Asked if other bank leaders should also resign, Mr Shorten said banks “somehow seem to think that community attitudes don’t apply to them.”

“I think if no one out of the banks goes to jail, if no one gets prosecuted or charged, I think Australians would say there’s been a cover-up,” Mr Shorten said.

Treasurer Josh Frydenberg said: “The government has been clear. The misconduct must end and the interests of consumers must come first.

“The government is committed to making this happen. That’s why we’re taking action on all 76 of commissioner Hayne’s recommendations including supervision of culture, governance and remuneration.

“We are putting in place the legislative framework which provides the regulators with the powers and resources to hold those who abuse our trust to account.

“If nothing else, the public is entitled to expect that the law is applied and enforced.”

NAB shares dropped 0.7 per cent on Friday as it faced market pressure to look outside its own ranks for a new chief executive to replace Andrew Thorburn, with several banking experts saying an outsider was needed to improve the bank’s troubled culture.

“We would hope the board will consider a broad range of candidates, with the potential for an external hire to take a fresh look at the culture of the organisation,” JP Morgan’s banking analyst Andrew Triggs wrote.

Such a move by the board would mean overlooking former NSW premier Mike Baird, a NAB executive and seen as the leading internal candidate to lead the bank, though others in the market believe Mr Baird would be a strong choice because of his political skills.

Potential external candidates who could succeed Mr Thorburn include Medibank Private chief Craig Drummond, RBS CEO and former Commonwealth Bank executive Ross McEwan, of NAB’s acting chief Phil Chronican, bank anlaysts said.

Mr Samuel’s comment highlights the potential challenge facing all the major banks in bringing about cultural change, given their leaders were all long-serving members of the local banking industry.

Commonwealth Bank chief executive Matt Comyn has been with the bank for about two decades, Westpac Brian Hartzer has been a senior executive at the bank since 2012, and worked at ANZ in the early 2000s, while ANZ chief Shayne Elliott has been at the bank since 2009, with decades in the industry.
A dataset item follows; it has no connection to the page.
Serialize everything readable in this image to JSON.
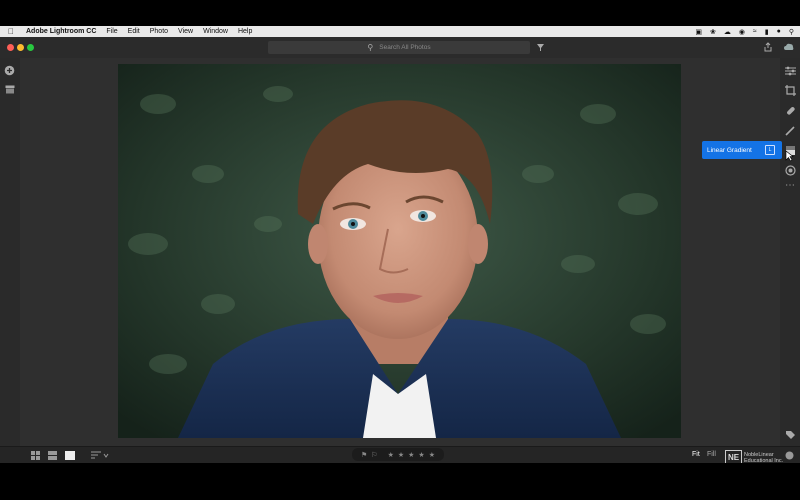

NAB has appointed a long-standing former executive Mr Chronican as acting chief executive from next month. Mr Chronican on Friday spoke with the top 300 managers within the bank, backing the bank’s previous strategy under Mr Thorburn, and highlighting a previous critical “self-assessment” that said the board had failed to ask enough tough questions of management.

Mr Thorburn and Dr Henry faced pressure from political leaders this week, after blistering criticism from the banking royal commissioner Kenneth Hayne, who said he was “not as confident as I would wish to be that the lessons of the past have been learned.”

When Prime Minister Scott Morrison was asked on Friday about Dr Henry’s departure, he said: “Well, I said the other day that the Royal Commissioner had some fairly sharp assessments to make, and that people would reflect on those, and they have.”

Dr Henry also flagged a period of board “renewal” among NAB’s directors when he resigned this week.

Governance expert Vas Kolesnikoff, head of research at Institutional Shareholder Services, highlighted that some NAB directors had served for several years, and pointed to the need for boards to take “collective accountability.”

“There’s got to be some responsibility there on other directors as well,” Mr Kolesnikoff.

Mr Samuel, himself a former investment banker, was this week appointed to run a capability of the Australian Prudential Regulation Authority (APRA), which came under fire at the royal commission for its failure to take legal action against super funds and banks.

Mr Samuel was also one of three experts tasked by the bank regulator with a painstaking and granular report on the governance and cultural problems inside the scandal-plagued Commonwealth Bank.